● Shitwind
Wanneer je een spreker citeert, wordt het echter een ander verhaal. Een woordelijke transcriptie komt de leesbaarheid en duidelijkheid vaak niet ten goede. De meeste sprekers maken veel zinnen niet af, hun grammatica rammelt nogal eens, en ze gebruiken soms woorden die het tegenovergestelde betekenen van wat ze bedoelen. Is het in zulke gevallen toegestaan hun woorden aan te passen en toch gebruik te maken van aanhalingstekens?
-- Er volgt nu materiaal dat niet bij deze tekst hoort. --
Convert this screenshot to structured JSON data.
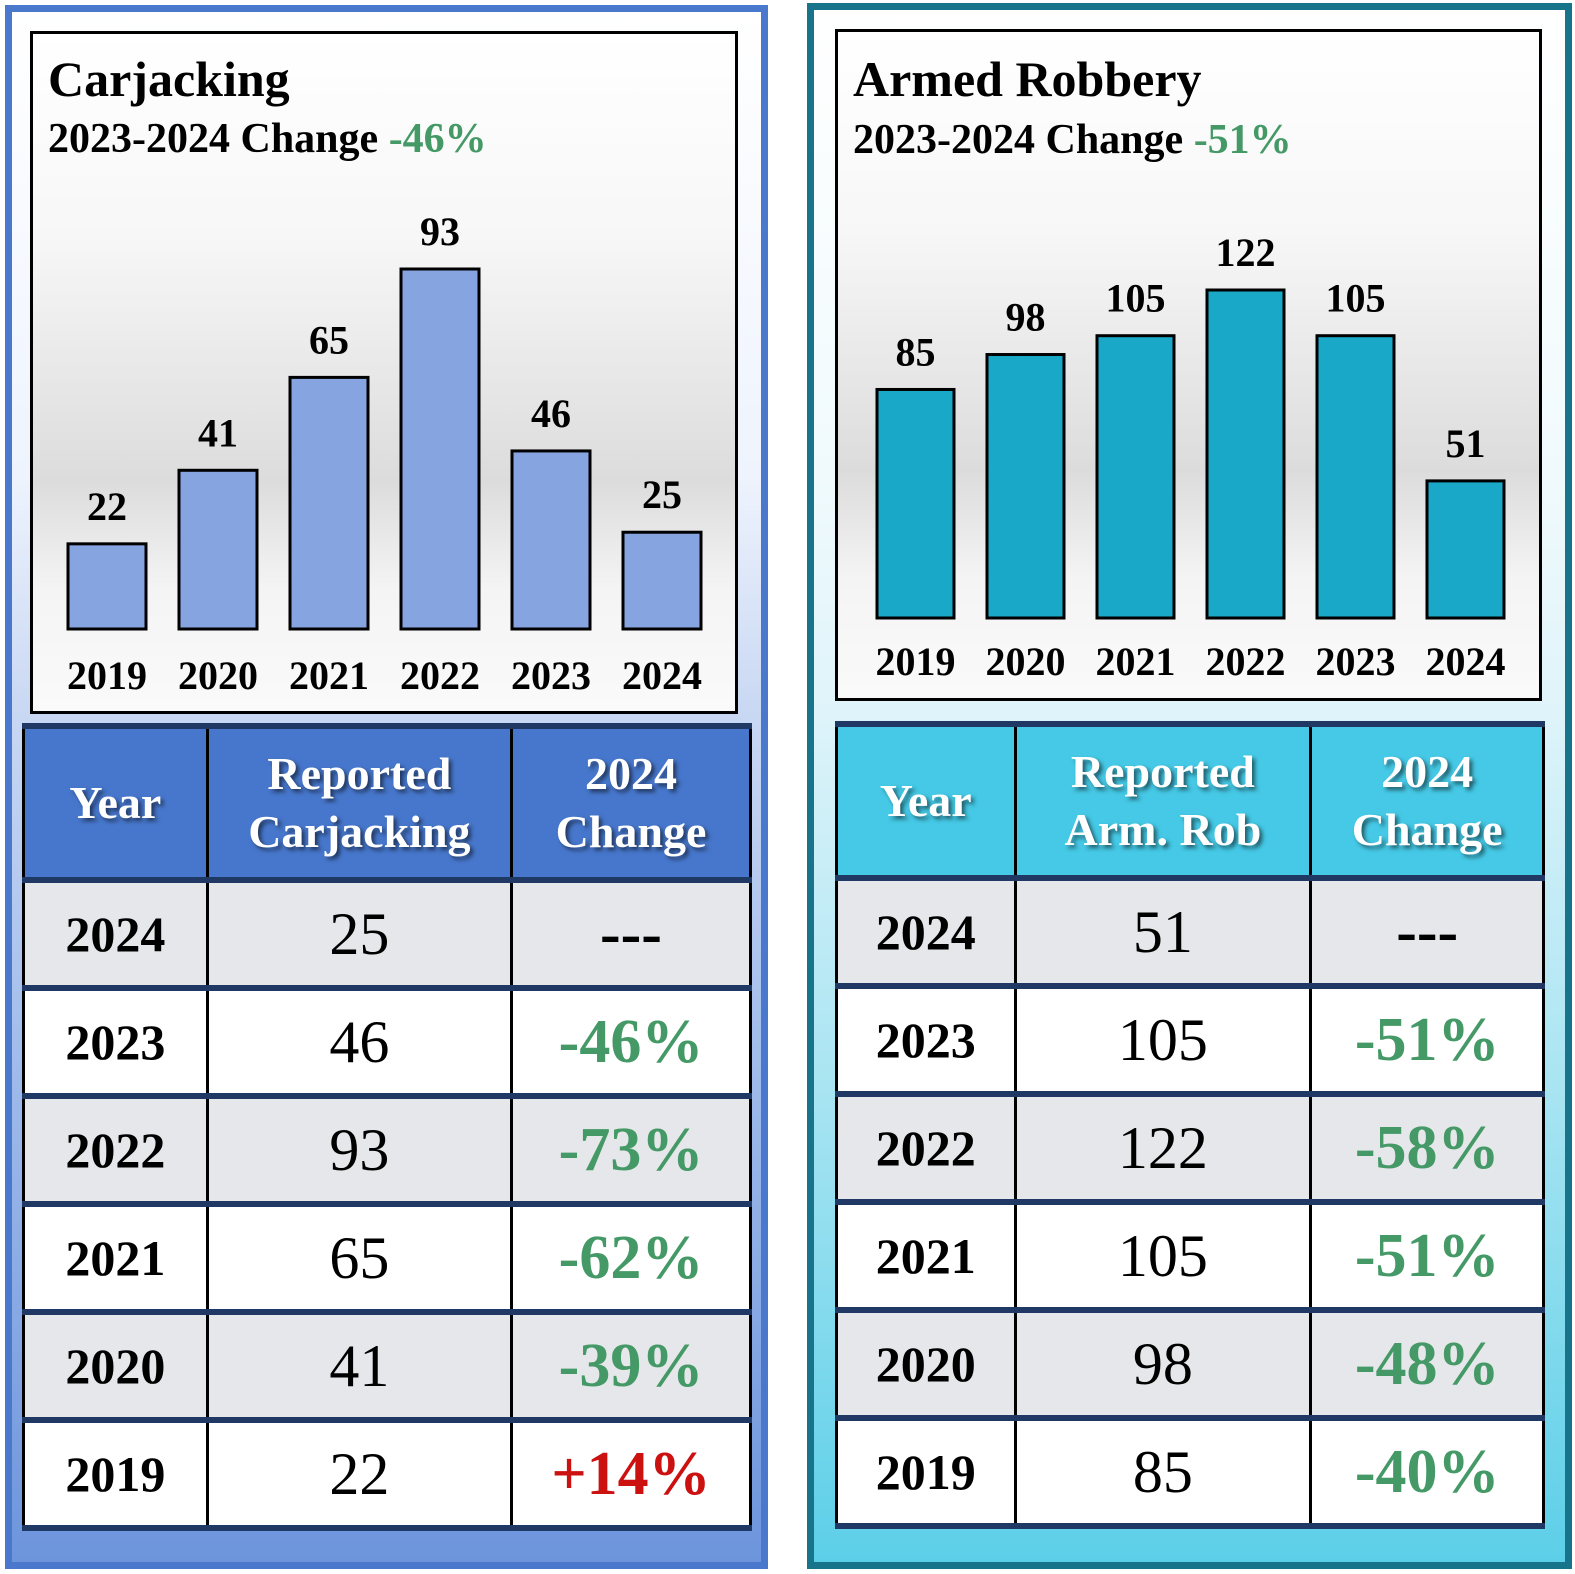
{
  "panels": [
    {
      "id": "carjacking",
      "title": "Carjacking",
      "subtitle_prefix": "2023-2024 Change",
      "subtitle_change": "-46%",
      "bar_color": "#86a5e0",
      "table_headers": [
        "Year",
        [
          "Reported",
          "Carjacking"
        ],
        [
          "2024",
          "Change"
        ]
      ],
      "rows": [
        {
          "year": "2024",
          "count": "25",
          "change": "---",
          "trend": "none"
        },
        {
          "year": "2023",
          "count": "46",
          "change": "-46%",
          "trend": "neg"
        },
        {
          "year": "2022",
          "count": "93",
          "change": "-73%",
          "trend": "neg"
        },
        {
          "year": "2021",
          "count": "65",
          "change": "-62%",
          "trend": "neg"
        },
        {
          "year": "2020",
          "count": "41",
          "change": "-39%",
          "trend": "neg"
        },
        {
          "year": "2019",
          "count": "22",
          "change": "+14%",
          "trend": "pos"
        }
      ]
    },
    {
      "id": "armed-robbery",
      "title": "Armed Robbery",
      "subtitle_prefix": "2023-2024 Change",
      "subtitle_change": "-51%",
      "bar_color": "#1aa8c9",
      "table_headers": [
        "Year",
        [
          "Reported",
          "Arm. Rob"
        ],
        [
          "2024",
          "Change"
        ]
      ],
      "rows": [
        {
          "year": "2024",
          "count": "51",
          "change": "---",
          "trend": "none"
        },
        {
          "year": "2023",
          "count": "105",
          "change": "-51%",
          "trend": "neg"
        },
        {
          "year": "2022",
          "count": "122",
          "change": "-58%",
          "trend": "neg"
        },
        {
          "year": "2021",
          "count": "105",
          "change": "-51%",
          "trend": "neg"
        },
        {
          "year": "2020",
          "count": "98",
          "change": "-48%",
          "trend": "neg"
        },
        {
          "year": "2019",
          "count": "85",
          "change": "-40%",
          "trend": "neg"
        }
      ]
    }
  ],
  "colors": {
    "decrease": "#449966",
    "increase": "#cc1111"
  },
  "chart_data": [
    {
      "type": "bar",
      "title": "Carjacking",
      "subtitle": "2023-2024 Change -46%",
      "categories": [
        "2019",
        "2020",
        "2021",
        "2022",
        "2023",
        "2024"
      ],
      "values": [
        22,
        41,
        65,
        93,
        46,
        25
      ],
      "data_labels": [
        "22",
        "41",
        "65",
        "93",
        "46",
        "25"
      ],
      "xlabel": "",
      "ylabel": "",
      "ylim": [
        0,
        93
      ],
      "grid": false,
      "legend": "none"
    },
    {
      "type": "bar",
      "title": "Armed Robbery",
      "subtitle": "2023-2024 Change -51%",
      "categories": [
        "2019",
        "2020",
        "2021",
        "2022",
        "2023",
        "2024"
      ],
      "values": [
        85,
        98,
        105,
        122,
        105,
        51
      ],
      "data_labels": [
        "85",
        "98",
        "105",
        "122",
        "105",
        "51"
      ],
      "xlabel": "",
      "ylabel": "",
      "ylim": [
        0,
        122
      ],
      "grid": false,
      "legend": "none"
    }
  ]
}
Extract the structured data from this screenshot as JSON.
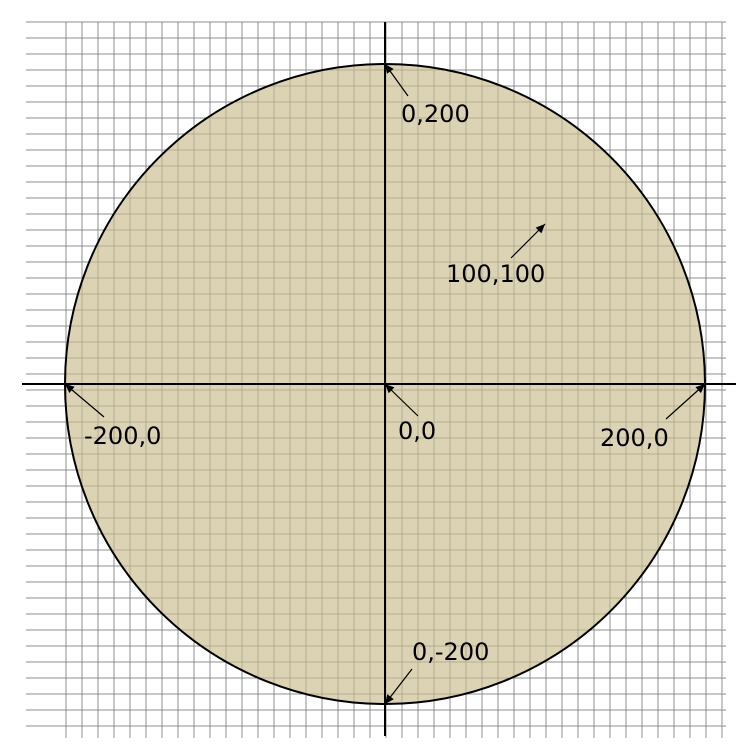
{
  "colors": {
    "background": "#ffffff",
    "grid": "#8f8f8f",
    "axis": "#000000",
    "circle_fill": "#c9bb8d",
    "circle_stroke": "#000000",
    "text": "#000000",
    "arrow": "#000000"
  },
  "grid": {
    "spacing_units": 10,
    "x_range": [
      -200,
      200
    ],
    "y_range": [
      -200,
      200
    ],
    "visible": true
  },
  "axes": {
    "x_range": [
      -200,
      200
    ],
    "y_range": [
      -200,
      200
    ]
  },
  "circle": {
    "center": [
      0,
      0
    ],
    "radius": 200
  },
  "annotations": [
    {
      "text": "0,200",
      "point": [
        0,
        200
      ]
    },
    {
      "text": "100,100",
      "point": [
        100,
        100
      ]
    },
    {
      "text": "-200,0",
      "point": [
        -200,
        0
      ]
    },
    {
      "text": "0,0",
      "point": [
        0,
        0
      ]
    },
    {
      "text": "200,0",
      "point": [
        200,
        0
      ]
    },
    {
      "text": "0,-200",
      "point": [
        0,
        -200
      ]
    }
  ]
}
Ik denk van wel, en ben ervan overtuigd dat vrijwel iedere professionele schrijver dit ook doet.
Als een voetballer een wedstrijd evalueert met de woorden: ‘Ik vond het een waardeloze scheidsrechter en... zeker de tweede, eh eerste helft... een... een... verschrikkelijk moeilijk, echt heel moeilijk om met die shitwind de bal op de goede plek te krijgen’, kun je daar naar mijn mening gerust het volgende van maken: ‘Ik vond het een waardeloze scheidsrechter en het was verschrikkelijk moeilijk om met die shitwind de bal op de goeie plek te krijgen, zeker in de eerste helft.’ Door de woorden van de spreker enigszins aan te passen, krijg je een bruikbaar citaat. Maar hoe ver mag een schrijver gaan bij het aanpassen van de woorden van de spreker? De strekking van de woorden van de voetballer wordt geen geweld aangedaan wanneer ze worden veranderd in: ‘Ik ben van mening dat het een slechte scheidsrechter was. Bovendien was het bijzonder moeilijk om met die vervelende wind de bal op de goede plek te krijgen, zeker in de eerste helft’; maar mag je bij deze vorm nog van een citaat spreken? Ik denk het niet. Stilistisch sluit het hiervoor te weinig aan bij de originele woorden.